Comme toujours, il faut être pragmatique. Il n'y a pas qu'une seule "bonne" approche. Ça dépend encore beaucoup du contexte, des technologies utilisées et des compétences de l'équipe. Il y a peut-être encore des environnements qui rendent les tests par l'interface utilisateur excessivement dispendieux. Plusieurs IDE, qui ont un objectif fort louable de rendre le développement d'interface utilisateur plus facile et rapide pour tous, imposent toutefois une architecture qui rend les tests beaucoup plus difficiles à implémenter et maintenir dans une approche BDD.

Les essais et le développement Agile

Publié par David Beaumier le vendredi 18 novembre 2011 à 07:38

Il ne faut en général que quelques itérations aux équipes qui font du développement itératif et incrémental pour réaliser à quel point avoir une stratégie d'essais est importante. Le livre Agile Testing: A Practical Guide for Testers and Agile Teams de Janet Gregory et Lisa Crispin est une vraie mine d'informations pour en savoir plus sur les bonnes pratiques en matières d'essais. Le livre fait vraiment le tour d'une foule d'aspects, tel que: les différents niveaux et types d'essais, les rôles en assurance qualité, le rythme des itérations et l'arrimage avec l'équipe et l'organisation. Le chapitre Cultural Challenges est disponible en téléchargement depuis le site de l'éditeur.

Livre Agile Testing

Une grande partie du livre se consacre aux essais du point de vue de l'équipe TI et aborde les aspect technologiques associés.
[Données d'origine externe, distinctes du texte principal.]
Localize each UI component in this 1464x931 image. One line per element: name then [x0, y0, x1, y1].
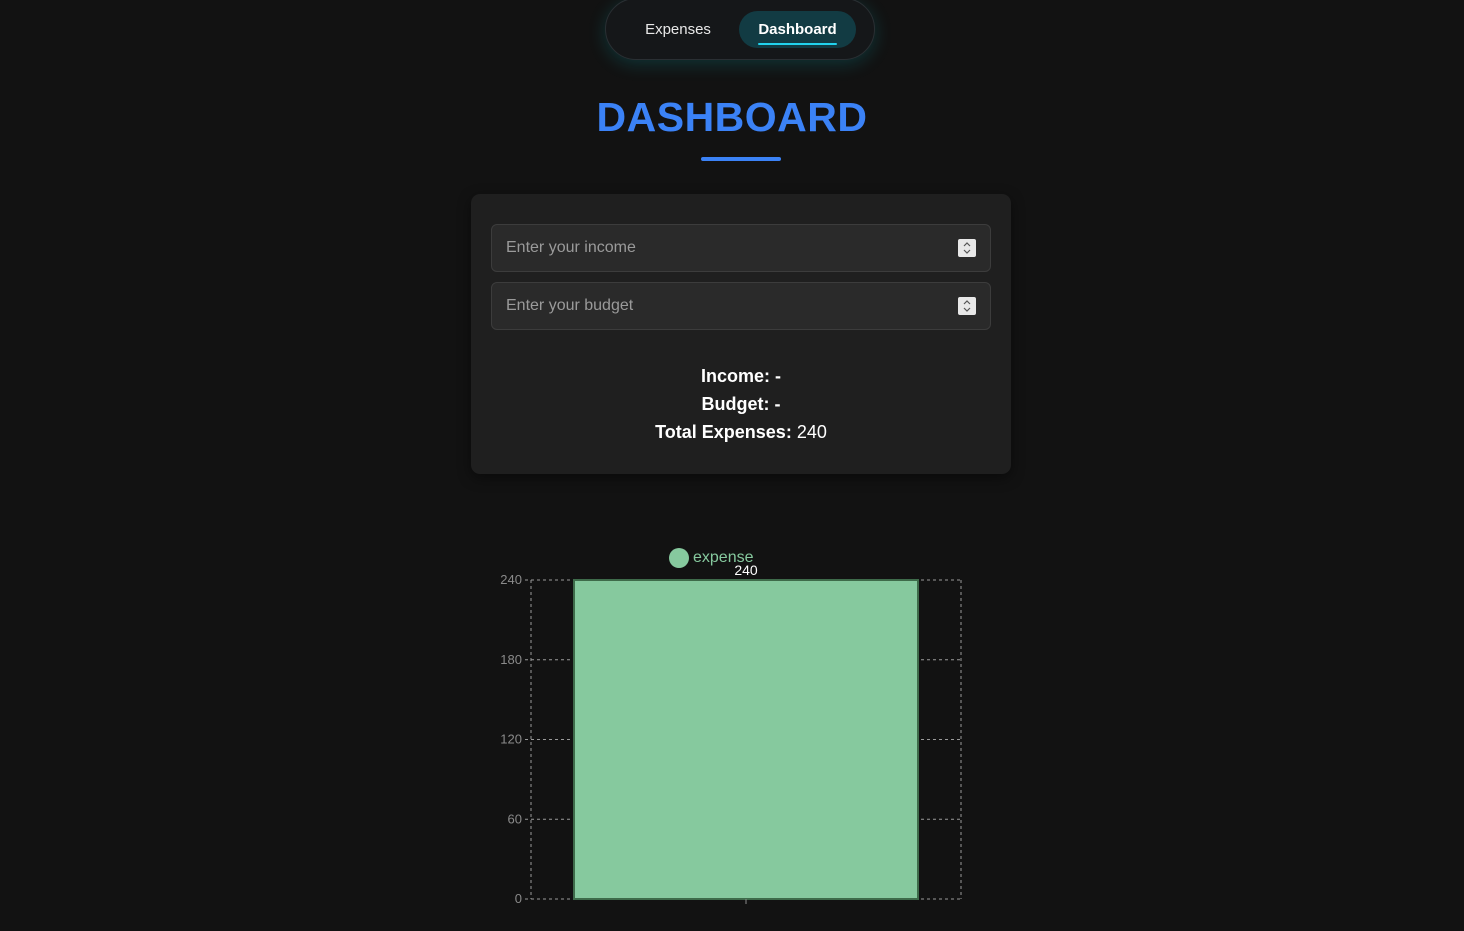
y-tick-label: 180 — [500, 652, 522, 667]
y-tick-label: 0 — [515, 891, 522, 906]
legend-label: expense — [693, 549, 754, 566]
legend-swatch — [669, 548, 689, 568]
y-tick-label: 120 — [500, 732, 522, 747]
bar — [573, 579, 919, 900]
page: Expenses Dashboard DASHBOARD Enter your … — [0, 0, 1464, 931]
expense-bar-chart: 060120180240240expense — [500, 548, 962, 906]
y-tick-label: 240 — [500, 572, 522, 587]
y-tick-label: 60 — [508, 811, 522, 826]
Par contre, un chapitre complet est dédié aux essais orientés "affaires" et présente des approches pour valider que le produit développé réponde bien aux besoins d'affaires auxquels il doit répondre.

Aucun livre traitant d'essais dans un contexte de développement Agile ne serait complet sans une section sur l'automatisation. Cette section est très bien faite et présente des approches pragmatiques aux problèmes communément rencontrés par les équipes. Les auteurs font le tour de la question et font bien ressortir le fait que l'automatisation c'est bien plus qu'une question d'outillage.

Outils

Si la lecture du livre vous donne envie d'explorer différents outils d'automatisation des essais, le site http://www.softwareQAtest.com propose un répertoire d'outils. Évidemment, aucun de ces outils n'est parfait et une évaluation des besoins de l'équipe est primordial. Il est en général préférable d'utiliser une approche empirique dans la mise en place d'un tel outil en débutant avec un outil simple et en réévaluant vos besoins après une certaine période de rodage.

Voici quand même quelques conseils pour orienter vos choix:

  • Impliquez toute l'équipe de développement dans les essais. La qualité est l'affaire de tous, et l'apport des développeurs est essentiel.
  • Si possible, débutez par des tests au niveau de l'API. Ils sont souvent plus simples à mettre en place que des tests sur la couche graphique et requièrent moins de maintenance à long terme. Votre plateforme de développement offre peut-être même déjà les outils nécessaires.
  • Les essais intégrés sont probablement ceux qui peuvent offrir le meilleur retour sur l'investissement à long terme. Ils permettent généralement de bonnes discussions sur les exigences à rencontrer et favorisent une collaboration entre les développeurs, les gens de contrôle qualité et les utilisateurs.
  • Débutez simplement et ayez des attentes réalistes au départ. Donnez-vous du temps pour expérimenter et apprendre.
  • Mesurez votre progression (nombre de cas, taux de succès, fréquence d'exécution, couverture fonctionnelle, etc).